Gordon was trained as an army engineer and saw action in the Crimean War and the Indian Mutiny. He was sent to China in 1860 and took part in the capture of Beijing (Peking) in the second Anglo-Chinese War. In 1862 he was sent to Shanghai, China’s premier port of international trade. Southern
China was then in the throes of the serious Taiping Rebellion (1850–64), centered in Nanjing (Nanking), the rebel capital. In 1860 the army of the Taiping Loyal King threatened Shanghai. To defend themselves the rich merchants of the city commissioned Frederick Ward, an American adventurer, to organize a mercenary army.
With soldiers recruited from among Western deserters, Ward’s rifle squadron captured Sunjiang (Sunkiang), a town near Shanghai, and turned back the rebels. In 1861 Ward recruited 100 European officers and expanded his force with 4,000–5,000 Chinese and 200 Filipino soldiers, whom he armed and drilled in the Western fashion.

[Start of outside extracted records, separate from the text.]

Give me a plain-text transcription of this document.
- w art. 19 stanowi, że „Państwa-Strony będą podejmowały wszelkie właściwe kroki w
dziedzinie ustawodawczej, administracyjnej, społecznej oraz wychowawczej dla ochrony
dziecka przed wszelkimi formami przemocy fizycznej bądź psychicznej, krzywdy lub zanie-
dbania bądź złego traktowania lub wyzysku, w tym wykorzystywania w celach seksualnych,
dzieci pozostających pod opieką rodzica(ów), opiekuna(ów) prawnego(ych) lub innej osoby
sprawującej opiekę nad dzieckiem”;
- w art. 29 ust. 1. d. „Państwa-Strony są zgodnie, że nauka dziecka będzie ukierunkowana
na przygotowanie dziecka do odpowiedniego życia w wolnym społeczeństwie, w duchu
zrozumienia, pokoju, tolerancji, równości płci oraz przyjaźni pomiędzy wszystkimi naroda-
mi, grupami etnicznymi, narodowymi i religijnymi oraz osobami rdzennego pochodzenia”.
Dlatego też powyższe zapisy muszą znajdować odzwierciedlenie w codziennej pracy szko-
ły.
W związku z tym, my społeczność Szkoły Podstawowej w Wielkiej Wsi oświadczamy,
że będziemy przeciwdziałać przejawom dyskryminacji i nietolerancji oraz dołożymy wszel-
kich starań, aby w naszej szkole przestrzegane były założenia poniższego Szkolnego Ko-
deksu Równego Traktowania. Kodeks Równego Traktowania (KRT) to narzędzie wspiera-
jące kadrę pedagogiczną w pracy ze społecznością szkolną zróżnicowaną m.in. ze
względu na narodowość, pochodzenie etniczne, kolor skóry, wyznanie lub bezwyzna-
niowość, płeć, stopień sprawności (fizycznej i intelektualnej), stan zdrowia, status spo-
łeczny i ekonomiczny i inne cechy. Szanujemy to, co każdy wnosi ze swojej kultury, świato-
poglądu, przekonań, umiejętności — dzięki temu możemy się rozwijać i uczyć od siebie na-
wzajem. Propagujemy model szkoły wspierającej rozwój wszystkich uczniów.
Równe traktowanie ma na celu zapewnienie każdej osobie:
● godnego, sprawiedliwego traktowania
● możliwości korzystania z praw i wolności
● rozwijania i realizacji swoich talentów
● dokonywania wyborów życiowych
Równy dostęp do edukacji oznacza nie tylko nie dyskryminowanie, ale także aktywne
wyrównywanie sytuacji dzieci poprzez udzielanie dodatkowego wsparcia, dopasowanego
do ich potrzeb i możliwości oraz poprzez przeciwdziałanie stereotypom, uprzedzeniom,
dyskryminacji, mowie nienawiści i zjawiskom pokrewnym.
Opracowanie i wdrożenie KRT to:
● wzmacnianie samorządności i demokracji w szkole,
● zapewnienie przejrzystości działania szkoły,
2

This force won many battles and repulsed another attack on Shanghai in 1862, for which the Chinese government named it the Ever-Victorious Army. After Ward died of wounds in 1862, another American, Henry A. Burgevine, was named commander, but he was soon relieved from command due to the many problems he caused.
Gordon was next appointed to lead this army with British government permission. He served under the overall command of Li Hongzhang (Li Hung-chang), governor of Jiangsu (Kiangsu) Province, in which both Nanjing and Shanghai were located. Between 1862 and 1864 the Ever Victorious Army fought in 33 actions against the Taipings.
Gordon’s most famous victory was taking Suzhou (Soochow), an important city between Nanjing and Shanghai, from the rebels. The Taiping Rebellion ended in 1864 with the capture of Nanjing and the suicide of the rebel leader.
The Qing (Ch’ing) government rewarded Gordon with the rank of general, which entitled him to wear the Yellow Jacket (equivalent of a high military decoration). With the end of the rebellion, the Ever Victorious Army was disbanded, and Gordon returned to England for reassignment by the British army.
The Ever Victorious Army was important, because it was the first Chinese fighting force to use Western firearms and training; its effectiveness showed the superiority of Western military techniques and technology.
Gordon was stationed in Britain until 1871 and then undertook tours of duty overseas, mainly in Egypt and the Sudan. In 1884 the British government sent him to the Sudan to extricate the Egyptian garrison (Egypt claimed overlordship over the Sudan) from the forces of the Mahdi, a Sudanese religious leader in revolt against the Egyptians.
Gordon’s small force was besieged in the Sudanese capital, Khartoum, by the forces of the Mahdi and was killed two days before a British relief force arrived on January 22, 1885. In death, this colorful British officer who had earlier earned the name “Chinese Gordon” became known as “Gordon of Khartoum.”